Within the past 18 months, competing haulers have significantly increased MRF capacity within 250 miles of the new site. WM completed upgrades to facilities in Baltimore, Philadelphia, Pittsburgh, and Casella Waste Systems upgraded its facility in Willimantic, Connecticut. 

In addition to expanded curbside recycling processing capacity in the region, Connecticut, Maine, Massachusetts, New York and Vermont all have beverage container deposit return schemes, which results in a higher proportion of clear PET bottles in the region’s recyclate mix. 

The Las Vegas center consumes deposit-bottle bales, due to its proximity to California, which also has a deposit-return system (DRS). “Obviously there’s different yield outcomes,” Keller said of the higher-quality deposit bales. “We’re certainly going to have enough curbside material regionally to fill the PET side of the nameplate capacity (in Allentown). 

“So I think it’ll be a balance,” he said of the mix of curbside and deposit bales. “Sometimes there’s a huge spread between curbside and deposit” bale prices, which makes separating out higher-value bottles more attractive. He added that the company would continue to monitor the spread especially once it begins buying and running material in the new plant.

In addition, the Blue Polymers JV recently acquired the California RPET processing assets of Evergreen Recycling, which filed for Chapter 11 bankruptcy earlier this year. The acquisition marks the first foray into RPET resin production, Keller confirmed. 

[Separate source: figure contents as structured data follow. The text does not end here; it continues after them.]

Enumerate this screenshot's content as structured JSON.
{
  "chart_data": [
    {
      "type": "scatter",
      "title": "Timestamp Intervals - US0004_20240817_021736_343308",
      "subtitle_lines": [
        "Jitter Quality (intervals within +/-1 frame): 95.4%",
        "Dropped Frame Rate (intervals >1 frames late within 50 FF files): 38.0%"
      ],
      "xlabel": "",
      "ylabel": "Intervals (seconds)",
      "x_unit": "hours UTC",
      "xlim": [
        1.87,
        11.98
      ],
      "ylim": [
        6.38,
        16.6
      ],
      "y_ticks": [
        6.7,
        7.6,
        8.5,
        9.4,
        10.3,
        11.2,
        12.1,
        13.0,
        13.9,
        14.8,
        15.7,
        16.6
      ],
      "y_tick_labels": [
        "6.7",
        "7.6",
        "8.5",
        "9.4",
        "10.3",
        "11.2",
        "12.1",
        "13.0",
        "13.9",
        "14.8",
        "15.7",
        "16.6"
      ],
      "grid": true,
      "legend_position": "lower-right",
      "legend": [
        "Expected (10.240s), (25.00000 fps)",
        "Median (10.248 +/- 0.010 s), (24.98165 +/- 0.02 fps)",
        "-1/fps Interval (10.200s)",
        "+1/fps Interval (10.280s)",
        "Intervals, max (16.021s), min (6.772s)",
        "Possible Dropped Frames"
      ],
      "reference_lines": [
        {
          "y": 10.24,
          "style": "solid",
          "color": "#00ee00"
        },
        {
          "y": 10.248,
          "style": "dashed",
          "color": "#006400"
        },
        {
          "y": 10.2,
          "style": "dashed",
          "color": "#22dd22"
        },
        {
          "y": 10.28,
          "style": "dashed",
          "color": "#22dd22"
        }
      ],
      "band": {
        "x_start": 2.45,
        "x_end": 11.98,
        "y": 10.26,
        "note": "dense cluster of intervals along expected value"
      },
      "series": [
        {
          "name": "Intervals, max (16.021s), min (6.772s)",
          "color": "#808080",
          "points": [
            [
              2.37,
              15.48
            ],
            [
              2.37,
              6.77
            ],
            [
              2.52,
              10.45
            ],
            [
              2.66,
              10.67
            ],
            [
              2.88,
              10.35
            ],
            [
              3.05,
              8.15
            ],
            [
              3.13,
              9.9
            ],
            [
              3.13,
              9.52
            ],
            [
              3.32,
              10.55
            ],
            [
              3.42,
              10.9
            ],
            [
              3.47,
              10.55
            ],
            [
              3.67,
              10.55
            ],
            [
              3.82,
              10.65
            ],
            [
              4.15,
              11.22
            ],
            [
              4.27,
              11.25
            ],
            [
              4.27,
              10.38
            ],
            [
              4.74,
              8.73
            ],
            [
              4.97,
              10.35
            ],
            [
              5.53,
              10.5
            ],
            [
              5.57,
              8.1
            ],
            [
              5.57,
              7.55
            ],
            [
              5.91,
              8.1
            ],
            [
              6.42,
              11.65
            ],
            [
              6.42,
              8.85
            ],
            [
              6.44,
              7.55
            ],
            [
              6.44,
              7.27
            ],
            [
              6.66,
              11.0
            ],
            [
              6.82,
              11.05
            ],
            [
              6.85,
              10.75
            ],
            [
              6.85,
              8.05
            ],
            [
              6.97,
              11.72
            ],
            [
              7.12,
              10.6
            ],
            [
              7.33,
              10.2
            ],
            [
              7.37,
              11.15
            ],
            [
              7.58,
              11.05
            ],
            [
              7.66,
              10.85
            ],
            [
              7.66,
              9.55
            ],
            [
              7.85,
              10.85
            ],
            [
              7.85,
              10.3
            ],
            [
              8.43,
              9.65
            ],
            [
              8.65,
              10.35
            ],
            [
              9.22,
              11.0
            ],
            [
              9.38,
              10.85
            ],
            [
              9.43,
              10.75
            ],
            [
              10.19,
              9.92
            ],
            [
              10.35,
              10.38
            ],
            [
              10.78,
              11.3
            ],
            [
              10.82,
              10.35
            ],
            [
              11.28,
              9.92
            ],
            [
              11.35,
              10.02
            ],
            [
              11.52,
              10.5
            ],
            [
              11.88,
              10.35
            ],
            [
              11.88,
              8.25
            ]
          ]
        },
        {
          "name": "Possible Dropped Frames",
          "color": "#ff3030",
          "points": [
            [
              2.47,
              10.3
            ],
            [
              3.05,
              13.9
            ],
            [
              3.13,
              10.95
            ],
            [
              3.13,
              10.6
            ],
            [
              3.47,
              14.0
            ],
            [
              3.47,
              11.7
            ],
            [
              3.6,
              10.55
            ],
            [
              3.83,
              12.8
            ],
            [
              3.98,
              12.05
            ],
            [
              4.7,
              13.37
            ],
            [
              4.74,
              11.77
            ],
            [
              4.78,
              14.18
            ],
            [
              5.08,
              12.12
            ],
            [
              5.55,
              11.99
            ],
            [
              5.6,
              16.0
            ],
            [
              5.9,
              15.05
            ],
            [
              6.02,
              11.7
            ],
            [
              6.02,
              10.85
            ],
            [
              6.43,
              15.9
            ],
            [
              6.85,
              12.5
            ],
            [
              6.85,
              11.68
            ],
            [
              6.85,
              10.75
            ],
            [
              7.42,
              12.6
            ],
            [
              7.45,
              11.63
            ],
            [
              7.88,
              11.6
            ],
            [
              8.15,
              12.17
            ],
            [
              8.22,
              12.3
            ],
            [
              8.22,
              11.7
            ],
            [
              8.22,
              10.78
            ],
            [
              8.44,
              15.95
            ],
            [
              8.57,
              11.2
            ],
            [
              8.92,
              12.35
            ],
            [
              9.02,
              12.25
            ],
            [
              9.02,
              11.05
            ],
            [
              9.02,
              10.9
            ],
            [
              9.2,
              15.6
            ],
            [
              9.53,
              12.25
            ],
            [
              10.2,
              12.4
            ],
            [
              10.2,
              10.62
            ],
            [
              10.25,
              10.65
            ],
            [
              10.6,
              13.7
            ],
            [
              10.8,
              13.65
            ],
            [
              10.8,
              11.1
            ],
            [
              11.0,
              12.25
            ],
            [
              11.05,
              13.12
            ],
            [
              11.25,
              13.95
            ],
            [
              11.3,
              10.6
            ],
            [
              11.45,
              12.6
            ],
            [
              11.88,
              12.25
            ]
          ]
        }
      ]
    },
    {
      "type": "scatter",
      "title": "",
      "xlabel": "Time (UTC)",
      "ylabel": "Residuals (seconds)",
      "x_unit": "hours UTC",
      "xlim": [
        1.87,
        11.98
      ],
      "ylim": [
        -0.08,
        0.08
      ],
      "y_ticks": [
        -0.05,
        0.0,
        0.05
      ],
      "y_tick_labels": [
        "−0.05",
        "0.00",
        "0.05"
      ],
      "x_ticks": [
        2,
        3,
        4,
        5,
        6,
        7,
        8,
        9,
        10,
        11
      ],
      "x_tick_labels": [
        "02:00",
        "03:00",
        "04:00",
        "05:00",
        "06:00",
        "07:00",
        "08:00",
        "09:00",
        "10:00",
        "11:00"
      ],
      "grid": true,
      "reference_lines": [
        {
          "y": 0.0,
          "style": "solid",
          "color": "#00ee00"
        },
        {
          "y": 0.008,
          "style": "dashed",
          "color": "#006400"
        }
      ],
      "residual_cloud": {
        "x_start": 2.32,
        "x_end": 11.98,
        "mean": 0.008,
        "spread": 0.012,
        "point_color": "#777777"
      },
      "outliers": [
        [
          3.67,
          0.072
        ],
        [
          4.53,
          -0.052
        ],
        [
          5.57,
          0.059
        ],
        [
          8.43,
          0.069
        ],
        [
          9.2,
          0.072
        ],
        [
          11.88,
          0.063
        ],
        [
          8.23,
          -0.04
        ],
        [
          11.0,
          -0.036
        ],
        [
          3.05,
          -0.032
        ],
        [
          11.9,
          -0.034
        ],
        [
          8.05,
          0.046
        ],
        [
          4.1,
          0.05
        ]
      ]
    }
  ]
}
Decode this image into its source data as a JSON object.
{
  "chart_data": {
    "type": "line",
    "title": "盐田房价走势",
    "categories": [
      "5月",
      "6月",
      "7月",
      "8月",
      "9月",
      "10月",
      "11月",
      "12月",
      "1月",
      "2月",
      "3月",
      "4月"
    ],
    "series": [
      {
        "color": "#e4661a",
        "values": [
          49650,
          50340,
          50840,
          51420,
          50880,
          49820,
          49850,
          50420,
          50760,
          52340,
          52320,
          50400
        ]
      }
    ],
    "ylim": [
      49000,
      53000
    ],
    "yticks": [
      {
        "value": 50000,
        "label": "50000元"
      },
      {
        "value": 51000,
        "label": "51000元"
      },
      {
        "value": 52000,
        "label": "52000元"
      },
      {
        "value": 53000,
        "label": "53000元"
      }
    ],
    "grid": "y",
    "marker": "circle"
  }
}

However, “It isn’t something that we’re today necessarily planning to scale nationally,” he said. “It was an opportunity to look at a company that was for sale, and the deal made sense to us, so we went ahead with it.” 

As for the Allentown polymer center, “we would most likely be selling PET flake in Pennsylvania into the market,” Keller said. The state is home to a couple large converters, including Circularix, which in 2024 signed an offtake agreement with Republic and is located about 25 miles from Allentown.

And although various industry stakeholders would like to see more long-term contracts in place, to help ensure consistent volumes of recycled plastics, Republic intentionally has avoided long commitments. Nevertheless, “we’re certainly seeing interest in three- and five-year terms,” Keller said, adding that Republic sees those lengths as long-term. In contrast, virgin polymer supply contracts often last for decades while recycled plastic markets historically have operated mostly on a spot basis.  

Other sites

Last September Republic broke ground on a Blue Polymers site in Buckeye, Arizona, to complement the Las Vegas center. In the next 30-60 days, the company will start installing equipment and expects operations to begin in 2026, Keller said.

And although at least two of the sites will be within reach of export opportunities – to Mexico, and to Europe and Canada – “it’s not part of our current plan,” Keller said, though he acknowledged, “I suppose that opportunity is there.”  

Looking ahead, fifth and sixth locations “certainly still are on the board,” Keller said. “We’ll see how the market comes along, how the market reacts, if there’s demand out there for the material.” 

But for now, the fourth location remains a mystery. “I don’t know if we’ll be ready to (announce) toward the end of this year, but we’re still working on that fourth site, and we’ll make an announcement certainly within the next year, but probably not by the end of this year.”